云渺炼制的玉符,不仅防御力惊人,还蕴含着一次性的瞬移之力,可以在关键时刻保命。
谢家二老很有可能并不知道云渺就是他们的儿子谢长宴,这其中又牵扯天衍宗和天衍图诸事,云渺这么做定然是有自己的苦衷。
所以,姜颂不会拆穿他,反而选择默默守护这个秘密。
临行前,楚惊鸿又嘱咐了一番,“颂儿,你那嫡母今日风光得意,你就听为娘的,好好待在府中,别去姜家,去了她指不定又要让你难堪。”
“好,母亲,我省得的,您和父亲放心去吧。”姜颂顺从地应道,心中却自有打算。
楚惊鸿和谢广庭相视一眼,带着些许担忧离开了侯府。
马车上,楚惊鸿满脸厌烦,“哎呦,广庭,我真不想去这姜家,每次见到杜淑兰那张虚假的笑脸,我就恶心得慌。”
谢广庭无奈地笑笑,握住她的手,“夫人,今日是大典,我们只需走个过场,不必与她多费唇舌。”

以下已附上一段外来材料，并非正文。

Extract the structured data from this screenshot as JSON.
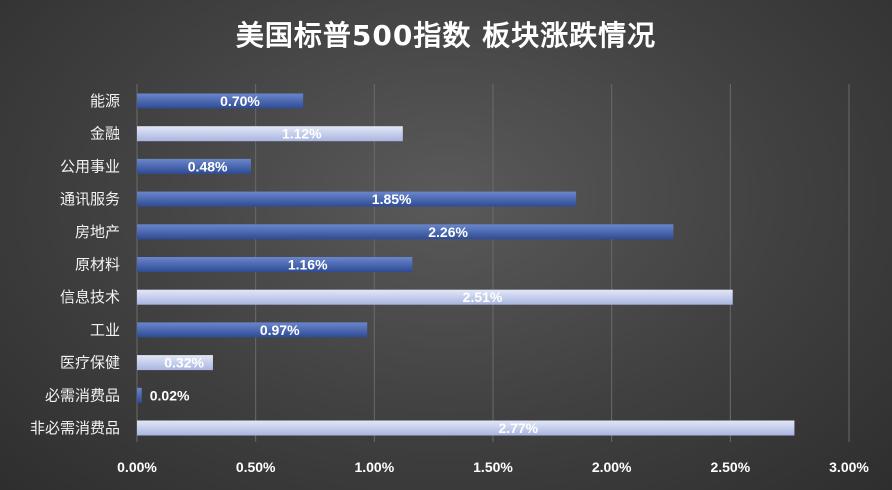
{
  "chart_data": {
    "type": "bar",
    "orientation": "horizontal",
    "title": "美国标普500指数 板块涨跌情况",
    "categories": [
      "能源",
      "金融",
      "公用事业",
      "通讯服务",
      "房地产",
      "原材料",
      "信息技术",
      "工业",
      "医疗保健",
      "必需消费品",
      "非必需消费品"
    ],
    "values": [
      0.7,
      1.12,
      0.48,
      1.85,
      2.26,
      1.16,
      2.51,
      0.97,
      0.32,
      0.02,
      2.77
    ],
    "value_labels": [
      "0.70%",
      "1.12%",
      "0.48%",
      "1.85%",
      "2.26%",
      "1.16%",
      "2.51%",
      "0.97%",
      "0.32%",
      "0.02%",
      "2.77%"
    ],
    "xlim": [
      0,
      3.0
    ],
    "x_ticks": [
      "0.00%",
      "0.50%",
      "1.00%",
      "1.50%",
      "2.00%",
      "2.50%",
      "3.00%"
    ],
    "grid": "vertical",
    "colors": {
      "dark_bar": "#4a6ab5",
      "light_bar": "#c5cdec",
      "dark_label": "#ffffff",
      "light_label": "#ffffff",
      "grid": "#6a6a6a"
    },
    "bar_styles": [
      "dark",
      "light",
      "dark",
      "dark",
      "dark",
      "dark",
      "light",
      "dark",
      "light",
      "dark",
      "light"
    ]
  }
}
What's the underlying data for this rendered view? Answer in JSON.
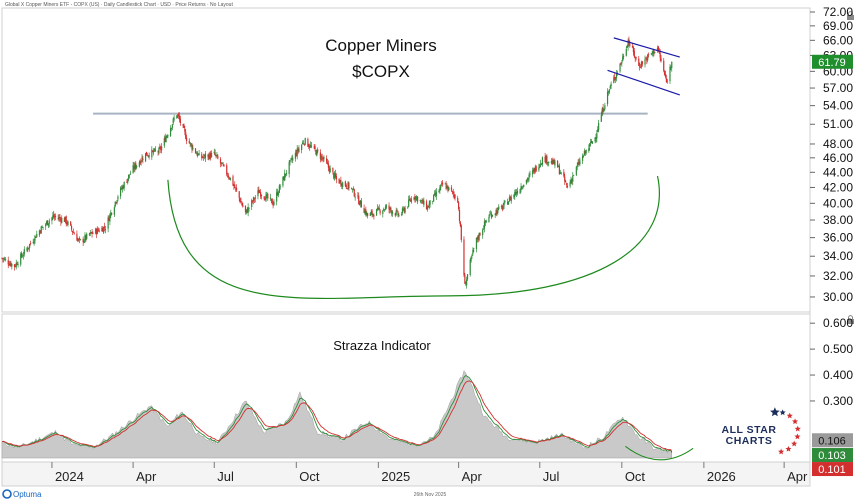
{
  "header_caption": "Global X Copper Miners ETF - COPX (US) · Daily Candlestick Chart · USD · Price Returns · No Layout",
  "main_title": "Copper Miners",
  "main_subtitle": "$COPX",
  "indicator_title": "Strazza Indicator",
  "footer_date": "26th Nov 2025",
  "brand": {
    "optuma": "Optuma",
    "allstar_line1": "ALL STAR",
    "allstar_line2": "CHARTS"
  },
  "colors": {
    "up": "#2e8b3a",
    "down": "#d32f2f",
    "price_badge": "#1f8f2e",
    "channel": "#1a1aa8",
    "resistance": "#a9b4c2",
    "cup": "#1e8a1e",
    "ind_fill": "#c9c9c9",
    "ind_green": "#2e8b3a",
    "ind_red": "#d32f2f",
    "ind_badge_gray": "#9a9a9a"
  },
  "chart_data": [
    {
      "type": "candlestick",
      "title": "Copper Miners",
      "subtitle": "$COPX",
      "scale": "log",
      "ylim": [
        29,
        72
      ],
      "y_ticks": [
        72,
        69,
        66,
        63,
        60,
        57,
        54,
        51,
        48,
        46,
        44,
        42,
        40,
        38,
        36,
        34,
        32,
        30
      ],
      "y_tick_labels": [
        "72.00",
        "69.00",
        "66.00",
        "63.00",
        "60.00",
        "57.00",
        "54.00",
        "51.00",
        "48.00",
        "46.00",
        "44.00",
        "42.00",
        "40.00",
        "38.00",
        "36.00",
        "34.00",
        "32.00",
        "30.00"
      ],
      "x_range": [
        "2023-11-06",
        "2026-04-30"
      ],
      "x_ticks": [
        {
          "date": "2024-01-01",
          "label": "2024",
          "major": true
        },
        {
          "date": "2024-04-01",
          "label": "Apr",
          "major": false
        },
        {
          "date": "2024-07-01",
          "label": "Jul",
          "major": false
        },
        {
          "date": "2024-10-01",
          "label": "Oct",
          "major": false
        },
        {
          "date": "2025-01-01",
          "label": "2025",
          "major": true
        },
        {
          "date": "2025-04-01",
          "label": "Apr",
          "major": false
        },
        {
          "date": "2025-07-01",
          "label": "Jul",
          "major": false
        },
        {
          "date": "2025-10-01",
          "label": "Oct",
          "major": false
        },
        {
          "date": "2026-01-01",
          "label": "2026",
          "major": true
        },
        {
          "date": "2026-04-01",
          "label": "Apr",
          "major": false
        }
      ],
      "last_price": 61.79,
      "last_price_label": "61.79",
      "close_path": [
        [
          "2023-11-06",
          33.8
        ],
        [
          "2023-11-20",
          33.0
        ],
        [
          "2023-12-04",
          34.8
        ],
        [
          "2023-12-18",
          36.8
        ],
        [
          "2024-01-02",
          38.4
        ],
        [
          "2024-01-16",
          38.0
        ],
        [
          "2024-02-01",
          35.5
        ],
        [
          "2024-02-15",
          36.5
        ],
        [
          "2024-03-01",
          37.2
        ],
        [
          "2024-03-15",
          41.0
        ],
        [
          "2024-04-01",
          44.5
        ],
        [
          "2024-04-15",
          46.5
        ],
        [
          "2024-05-01",
          47.0
        ],
        [
          "2024-05-20",
          52.7
        ],
        [
          "2024-06-01",
          48.5
        ],
        [
          "2024-06-15",
          46.0
        ],
        [
          "2024-07-01",
          46.5
        ],
        [
          "2024-07-20",
          43.0
        ],
        [
          "2024-08-05",
          38.8
        ],
        [
          "2024-08-20",
          41.5
        ],
        [
          "2024-09-05",
          40.0
        ],
        [
          "2024-09-25",
          45.5
        ],
        [
          "2024-10-10",
          48.5
        ],
        [
          "2024-10-30",
          46.0
        ],
        [
          "2024-11-15",
          43.0
        ],
        [
          "2024-12-01",
          42.0
        ],
        [
          "2024-12-20",
          38.5
        ],
        [
          "2025-01-10",
          39.5
        ],
        [
          "2025-01-25",
          38.5
        ],
        [
          "2025-02-10",
          41.0
        ],
        [
          "2025-02-25",
          39.5
        ],
        [
          "2025-03-15",
          42.5
        ],
        [
          "2025-03-31",
          40.5
        ],
        [
          "2025-04-08",
          31.0
        ],
        [
          "2025-04-20",
          35.5
        ],
        [
          "2025-05-05",
          38.5
        ],
        [
          "2025-05-20",
          39.5
        ],
        [
          "2025-06-05",
          41.5
        ],
        [
          "2025-06-20",
          43.5
        ],
        [
          "2025-07-05",
          46.0
        ],
        [
          "2025-07-20",
          45.0
        ],
        [
          "2025-08-01",
          42.0
        ],
        [
          "2025-08-15",
          45.5
        ],
        [
          "2025-09-01",
          49.0
        ],
        [
          "2025-09-15",
          56.0
        ],
        [
          "2025-10-01",
          62.0
        ],
        [
          "2025-10-08",
          66.0
        ],
        [
          "2025-10-20",
          61.0
        ],
        [
          "2025-11-01",
          63.0
        ],
        [
          "2025-11-10",
          64.5
        ],
        [
          "2025-11-20",
          58.0
        ],
        [
          "2025-11-26",
          61.79
        ]
      ],
      "annotations": {
        "resistance_line": {
          "value": 52.7,
          "from": "2024-04-01",
          "to": "2025-10-30"
        },
        "cup_curve": {
          "from": [
            "2024-05-10",
            43.0
          ],
          "bottom": [
            "2025-03-20",
            30.1
          ],
          "to": [
            "2025-11-10",
            43.5
          ]
        },
        "flag_channel": {
          "upper": [
            [
              "2025-09-22",
              66.5
            ],
            [
              "2025-12-05",
              62.7
            ]
          ],
          "lower": [
            [
              "2025-09-15",
              60.2
            ],
            [
              "2025-12-05",
              55.8
            ]
          ]
        }
      }
    },
    {
      "type": "area_line",
      "title": "Strazza Indicator",
      "ylim": [
        0.08,
        0.62
      ],
      "y_ticks": [
        0.6,
        0.5,
        0.4,
        0.3
      ],
      "y_tick_labels": [
        "0.600",
        "0.500",
        "0.400",
        "0.300"
      ],
      "area_path": [
        [
          "2023-11-06",
          0.14
        ],
        [
          "2023-11-25",
          0.12
        ],
        [
          "2023-12-15",
          0.15
        ],
        [
          "2024-01-05",
          0.18
        ],
        [
          "2024-01-25",
          0.13
        ],
        [
          "2024-02-15",
          0.12
        ],
        [
          "2024-03-10",
          0.17
        ],
        [
          "2024-04-01",
          0.23
        ],
        [
          "2024-04-20",
          0.28
        ],
        [
          "2024-05-10",
          0.2
        ],
        [
          "2024-05-25",
          0.26
        ],
        [
          "2024-06-15",
          0.16
        ],
        [
          "2024-07-05",
          0.14
        ],
        [
          "2024-08-05",
          0.3
        ],
        [
          "2024-08-25",
          0.18
        ],
        [
          "2024-09-20",
          0.22
        ],
        [
          "2024-10-05",
          0.33
        ],
        [
          "2024-10-25",
          0.18
        ],
        [
          "2024-11-20",
          0.15
        ],
        [
          "2024-12-20",
          0.22
        ],
        [
          "2025-01-15",
          0.15
        ],
        [
          "2025-02-10",
          0.13
        ],
        [
          "2025-03-05",
          0.16
        ],
        [
          "2025-04-08",
          0.42
        ],
        [
          "2025-04-30",
          0.24
        ],
        [
          "2025-05-25",
          0.16
        ],
        [
          "2025-06-25",
          0.14
        ],
        [
          "2025-07-25",
          0.17
        ],
        [
          "2025-08-20",
          0.12
        ],
        [
          "2025-09-10",
          0.16
        ],
        [
          "2025-10-01",
          0.24
        ],
        [
          "2025-10-20",
          0.16
        ],
        [
          "2025-11-10",
          0.11
        ],
        [
          "2025-11-26",
          0.106
        ]
      ],
      "series": [
        {
          "name": "",
          "color": "green",
          "last": 0.103,
          "last_label": "0.103"
        },
        {
          "name": "",
          "color": "red",
          "last": 0.101,
          "last_label": "0.101"
        }
      ],
      "fill_last": 0.106,
      "fill_last_label": "0.106",
      "annotation": {
        "smile_curve": {
          "from": "2025-10-05",
          "to": "2025-12-20",
          "level": 0.102
        }
      }
    }
  ]
}
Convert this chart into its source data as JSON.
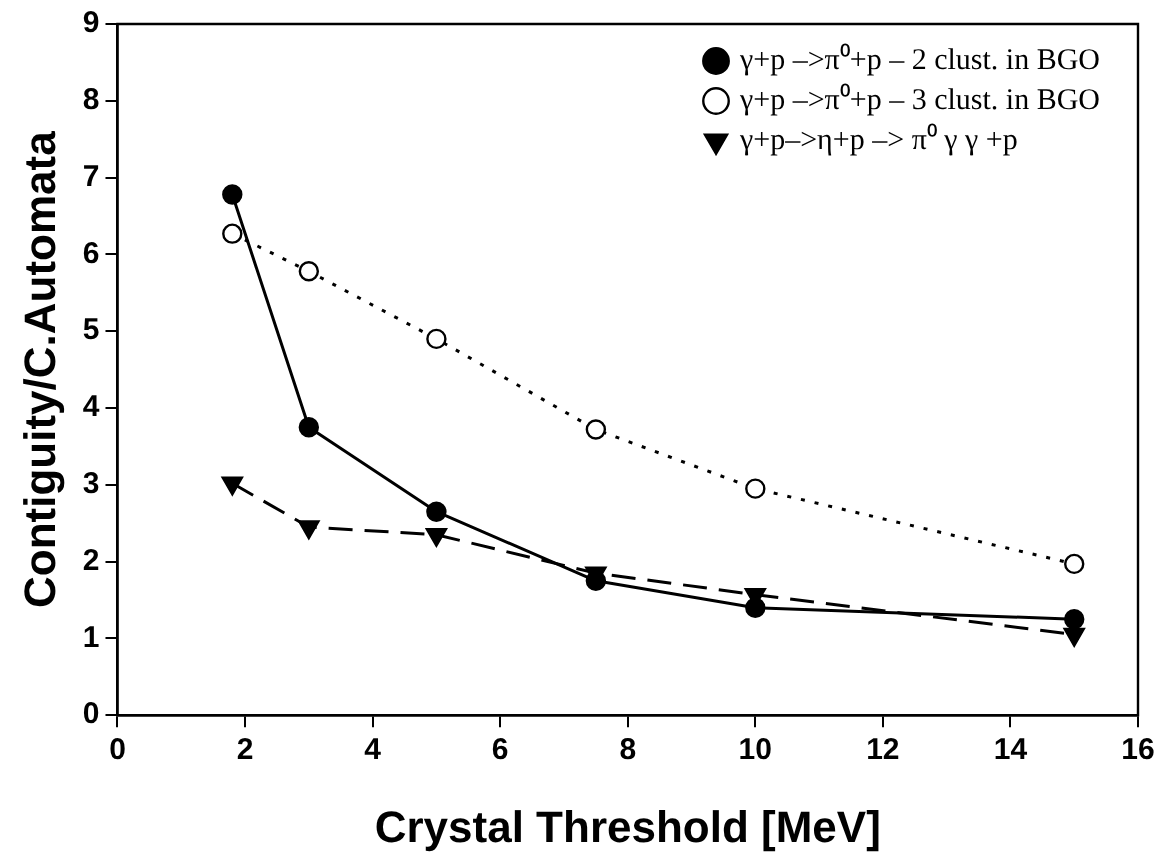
{
  "chart_data": {
    "type": "line",
    "xlabel": "Crystal Threshold [MeV]",
    "ylabel": "Contiguity/C.Automata",
    "xlim": [
      0,
      16
    ],
    "xticks": [
      0,
      2,
      4,
      6,
      8,
      10,
      12,
      14,
      16
    ],
    "ylim": [
      0,
      9
    ],
    "yticks": [
      0,
      1,
      2,
      3,
      4,
      5,
      6,
      7,
      8,
      9
    ],
    "grid": false,
    "legend": "top right",
    "x": [
      1.8,
      3,
      5,
      7.5,
      10,
      15
    ],
    "series": [
      {
        "name": "γ+p –>π⁰+p – 2 clust. in BGO",
        "color": "#000000",
        "marker": "circle",
        "line_style": "solid",
        "values": [
          6.78,
          3.75,
          2.65,
          1.75,
          1.4,
          1.25
        ]
      },
      {
        "name": "γ+p –>π⁰+p – 3 clust. in BGO",
        "color": "#000000",
        "marker": "circle",
        "line_style": "dotted",
        "values": [
          6.27,
          5.78,
          4.9,
          3.72,
          2.95,
          1.97
        ]
      },
      {
        "name": "γ+p–>η+p –> π⁰ γ γ +p",
        "color": "#000000",
        "marker": "triangle",
        "line_style": "dashed",
        "values": [
          3.02,
          2.45,
          2.35,
          1.85,
          1.57,
          1.05
        ]
      }
    ]
  }
}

“你说那黑心妇人凭什么就加封诰命夫人?满都城的贵妇都知道她是什么货色,陛下怎就如此糊涂?”
“夫人,这话可不许叫人听了去,隔墙有耳啊。”谢广庭连忙做了个噤声的手势。
楚惊鸿轻哼一声,“我就是气不过,那杜淑兰心肠歹毒,害了那么多人,还能风光无限,真是没天理。”
“杜家毕竟势大,杜淑兰又擅长钻营,此等荣宠也是她费尽心机得来的。不过,夫人放心,善恶终有报,不是不报,时候未到。”
楚惊鸿叹了口气,“罢了,反正咱们谢家与她姜家也无太多瓜葛,日后少来往便是。”
“你也是,这么多年了,也不曾纳妾,那杜淑兰还时常拿此事说嘴,讽刺我善妒不容人。”
谢广庭哭笑不得,“夫人,这都什么陈芝麻烂谷子的事了,你还提它做什么?为夫心里只有你,纳妾之事,从未想过。”
楚惊鸿白了他一眼,“我没得诰命,你嫌弃我不?”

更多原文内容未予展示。